Wayne was born at a very early age and has not died yet, which is something he considers to be a bit of an achievement.

He joined Freemasonry in 2006, went into the chair for the first time in 2011, and started giving talks across several Provinces in early 2017, before joining NWAMS as a speaker in 2021.

He Is an accidentally established Masonic author and has had articles published in several Masonic and non-Masonic periodicals.

by Wayne Pendragon Owens

I am an Author, Freemason, Rosicrucian, Blood Biker, Widows Son, CodeNinja, Spod, Hacker, Son, Uncle, Brother, Man, AN INDIVIDUAL!

7th May 2026

Let Us Have a Chance of Change for a Change?

Today I went up into the hills to do something that actually matters for our collective future. I went to vote in what is undoubtedly the biggest and most important vote in our history as a nation. We are currently standing at a threshold where we have to decide if we are going to keep surrendering to the decline. For far too long we have been sitting at the bottom of the pile for almost everything that matters. We are currently suffering with the worst schooling and the worst education of all the home nations. Our healthcare system is in a state of decay and our roads are being intentionally ruined by people who clearly do not value the freedom of the open road. Our economy is struggling and it is a rot that has been allowed to spread for way too long.

This was our one chance to try and fix the issues that have been building up under years of the same leadership. It was a chance to vote for the possibility of a none labour Welsh government for the first time ever. I have made no secret of the fact that I want an end to this current regime and today I finally put my mark where my mouth is.

To be born Welsh is to be born privileged with music in your heart and poetry in your soul. But that privilege comes with a heavy responsibility to protect our heritage and our future. We cannot keep allowing an army of clipboard holding jobsworths to manage our decline while they see liability in every footstep and ruin in every policy. I am an INDIVIDUAL and I refuse to be pigeon holed or told to worship at the heel of those who think they are superior. Today was my own small act of defiance against the encroaching dark. I can only hope that when the dealing is done we see the first spark of dawn for a better and more prosperous Wales.

But that is not what this post is about.
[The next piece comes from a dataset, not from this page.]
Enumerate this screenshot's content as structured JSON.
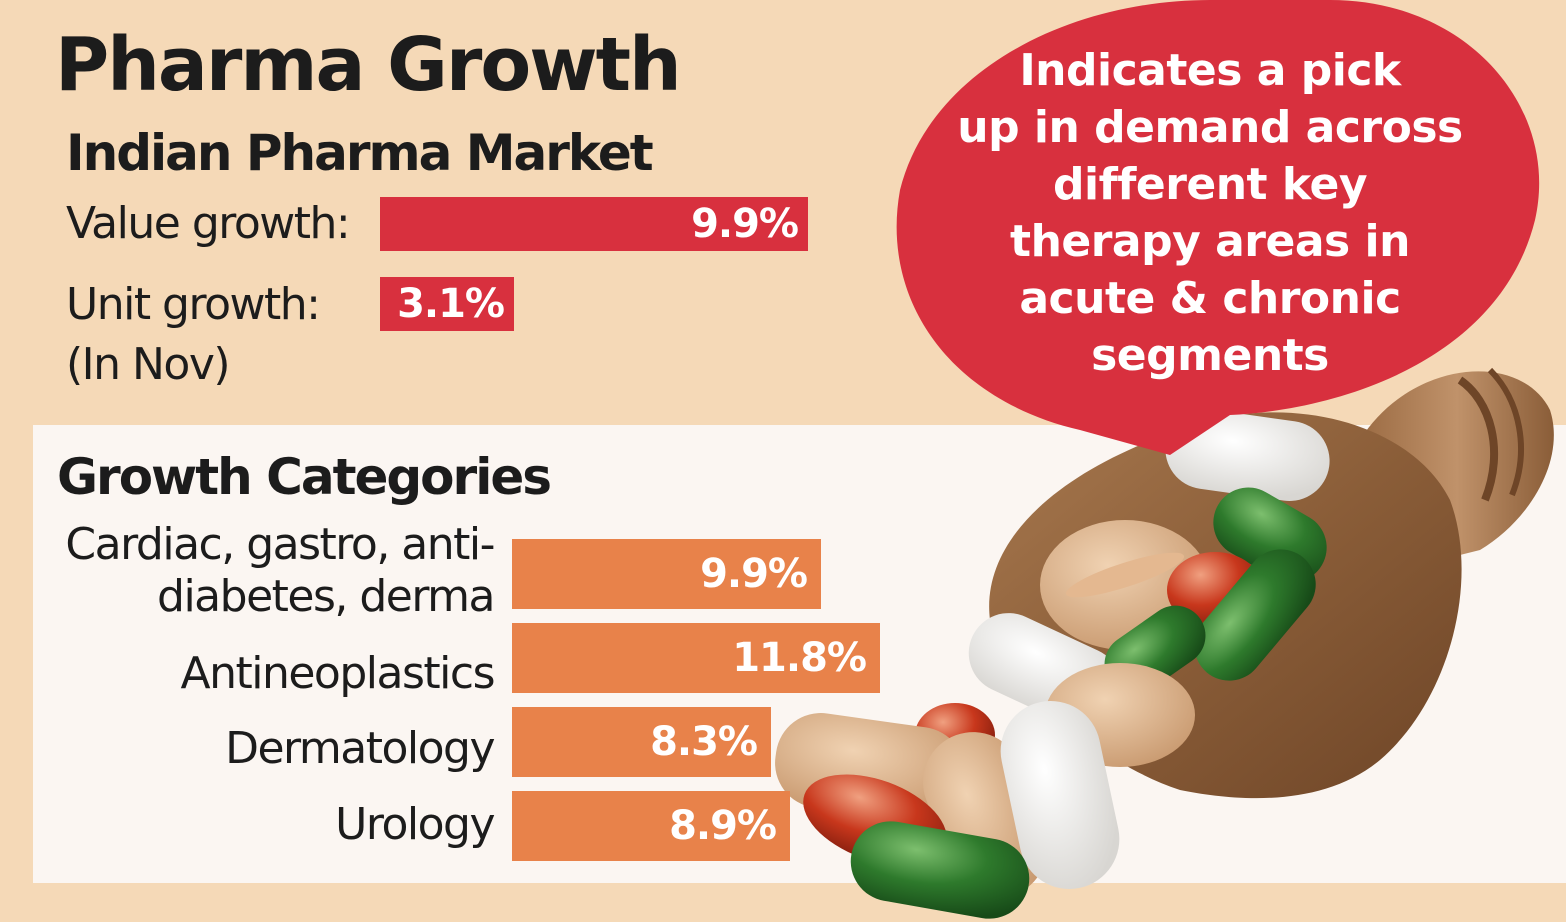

Not today. No, today is about an actual change, the kind that makes you stop mid stride and wonder if the world has finally decided to surprise you after three decades of doing the same thing in the same way with the same people.
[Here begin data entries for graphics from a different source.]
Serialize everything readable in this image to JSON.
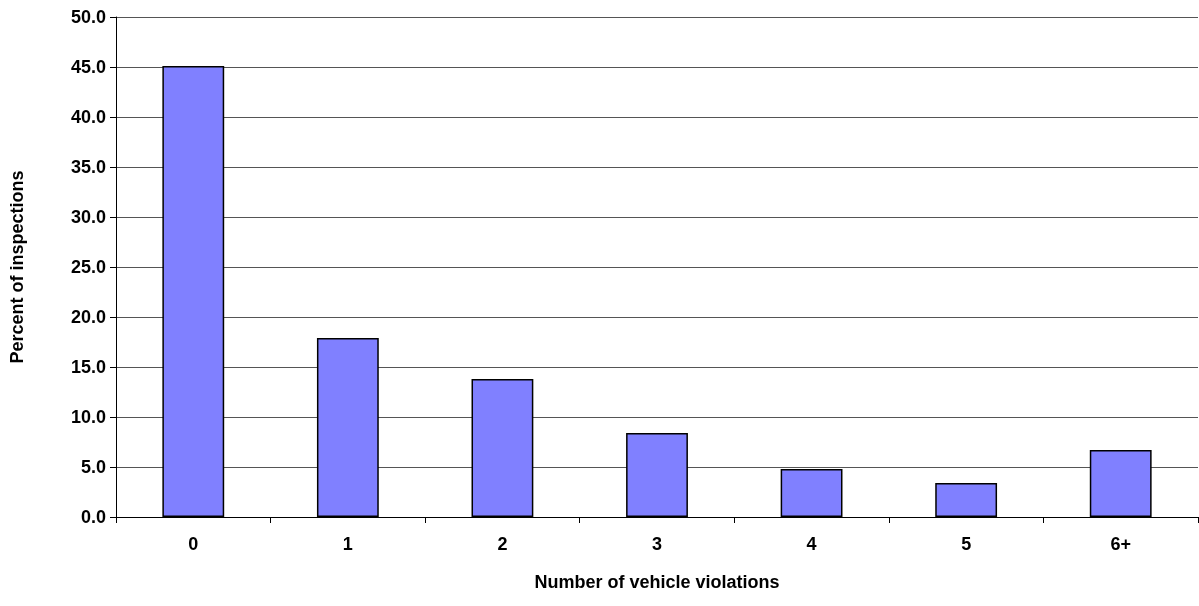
{
  "chart_data": {
    "type": "bar",
    "xlabel": "Number of vehicle violations",
    "ylabel": "Percent of inspections",
    "categories": [
      "0",
      "1",
      "2",
      "3",
      "4",
      "5",
      "6+"
    ],
    "values": [
      45.1,
      17.9,
      13.8,
      8.4,
      4.8,
      3.4,
      6.7
    ],
    "color": "#8080ff",
    "ylim": [
      0,
      50
    ],
    "yticks": [
      {
        "value": 0,
        "label": "0.0"
      },
      {
        "value": 5,
        "label": "5.0"
      },
      {
        "value": 10,
        "label": "10.0"
      },
      {
        "value": 15,
        "label": "15.0"
      },
      {
        "value": 20,
        "label": "20.0"
      },
      {
        "value": 25,
        "label": "25.0"
      },
      {
        "value": 30,
        "label": "30.0"
      },
      {
        "value": 35,
        "label": "35.0"
      },
      {
        "value": 40,
        "label": "40.0"
      },
      {
        "value": 45,
        "label": "45.0"
      },
      {
        "value": 50,
        "label": "50.0"
      }
    ],
    "grid": "y"
  }
}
Ever since I moved to this corner of Wales thirty years ago, every vote has followed the same ancient rhythm. The same trek up into the hills, the same slow climb toward the old hall that looks as if it was built by a committee of druids who ran out of enthusiasm halfway through. Inside, the same two venerable guardians of democracy, who appear to have been carved from oak sometime during the reign of Henry the Eighth, sit behind the same table with the same expressions of polite bewilderment.
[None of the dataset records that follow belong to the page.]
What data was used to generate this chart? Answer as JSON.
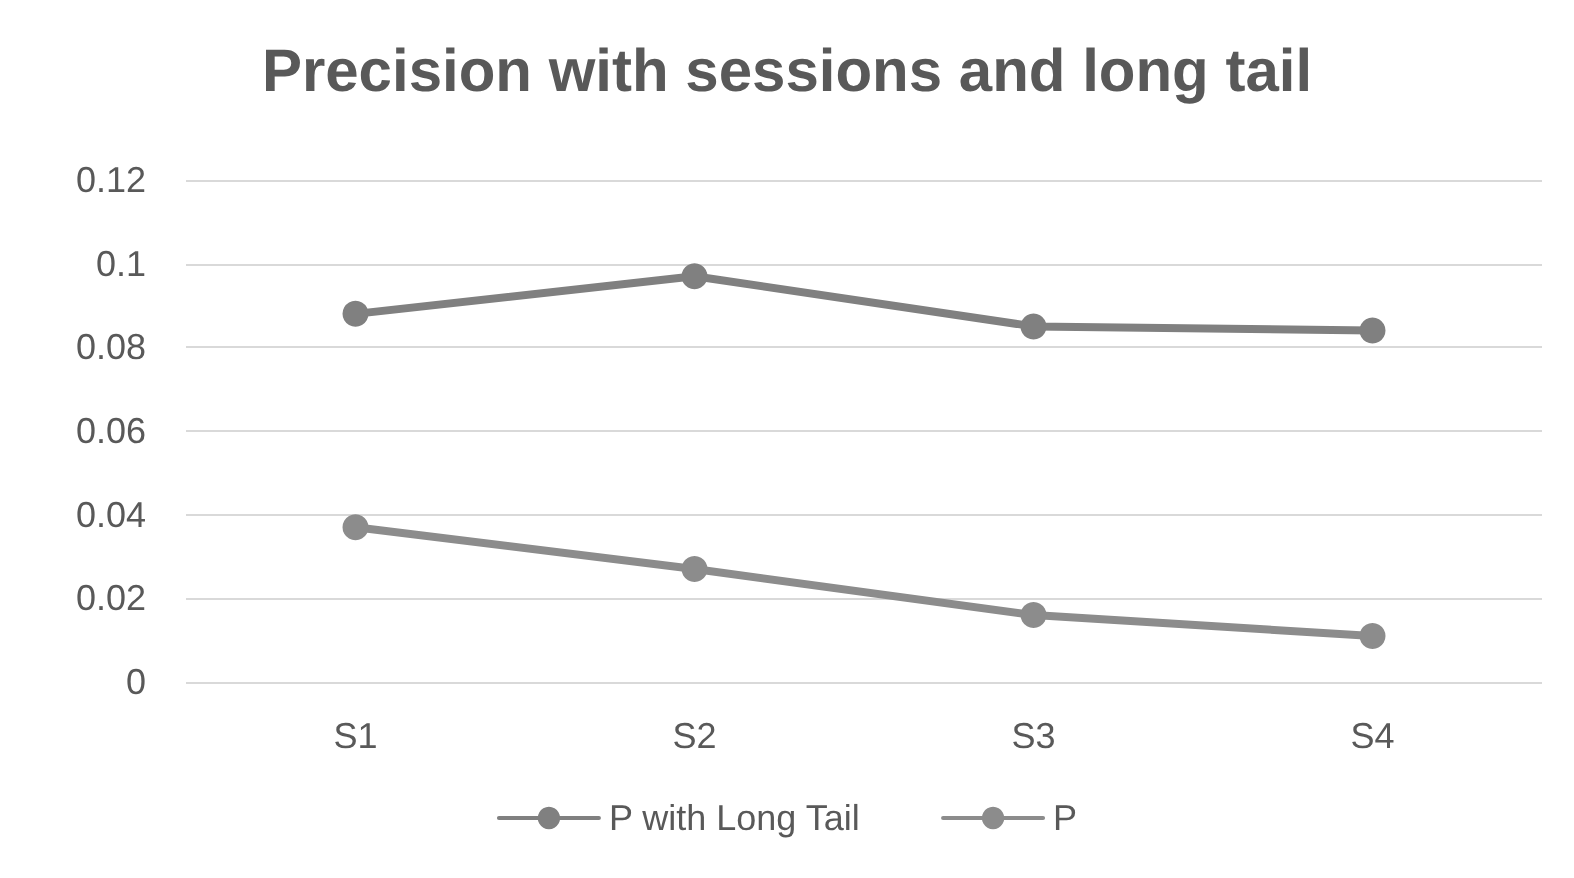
{
  "chart_data": {
    "type": "line",
    "title": "Precision with sessions and long tail",
    "categories": [
      "S1",
      "S2",
      "S3",
      "S4"
    ],
    "series": [
      {
        "name": "P with Long Tail",
        "color": "#808080",
        "values": [
          0.088,
          0.097,
          0.085,
          0.084
        ]
      },
      {
        "name": "P",
        "color": "#8c8c8c",
        "values": [
          0.037,
          0.027,
          0.016,
          0.011
        ]
      }
    ],
    "ylim": [
      0,
      0.12
    ],
    "yticks": [
      0,
      0.02,
      0.04,
      0.06,
      0.08,
      0.1,
      0.12
    ],
    "grid": "y",
    "legend": "bottom",
    "marker": "circle",
    "line_style": "solid"
  }
}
Nothing ever changes. Not the room. Not the ritual. Not the gentle smell of dust and civic duty. It has always felt less like voting and more like participating in a seasonal rite, as if I should bring an offering of bread and mead to ensure a good harvest. If you want a reminder of how this little pilgrimage has always unfolded, you can wander back through my older ramblings and revisit the scene. You might start with this ONE where I described the whole affair in loving detail, right down to the creaking floorboards and the eternal nod of the two guardians of the register.

But today was different. Today the air felt charged, as if someone had opened a window in a room that had been closed for far too long. Something had shifted. Something had stirred. And for the first time in thirty years, I found myself thinking that perhaps the old hall on the hill was not just a relic of the past, but a doorway into whatever comes next.

The two unchanging guardians of the sacred voting booth were nowhere to be seen. You know the ones I mean. The people who point you toward the pencil that is taped to a piece of string, the pencil that has seen more elections than most politicians, the pencil with which you make your solemn mark on a bit of paper before dropping it into what is essentially a ceremonial bucket. Those guardians. The eternal watchers of the register. The custodians of the sacred tick.

Gone.

In their place stood two young people. Actual young people. Bright eyed. Upright. Awake. The heavy quiet that usually hangs in the room like the breath of an elderly librarian had been replaced with friendliness and chirpiness and even a spark of excitement at the sight of human beings arriving to vote. It was unsettling in the best possible way, like discovering that the ancient stone circle at the top of the hill has suddenly installed a coffee machine.

I do not know what happened to the elder pair. Were they replaced. Did they finally retire. Or did some unfortunate souls who turned up to vote get used in a strange ceremony involving candles and chanting and possibly a wicker man in order to rejuvenate the guardians into younger forms. I am not saying this happened. I am simply saying that if it did, it would explain a lot.

And now the questions begin to whisper at the back of my mind.

Have they always been there.
Will they always be there.
And now that I suspect them, is it even safe for me to ever go back and vote.

Because once you start noticing these things, once you begin to tug at the loose thread of the familiar, you never quite know what might unravel. Perhaps the voting hall is older and stranger than any of us realised. Perhaps the guardians are part of some ancient civic order that predates the council tax. Or perhaps they simply fancied a day off.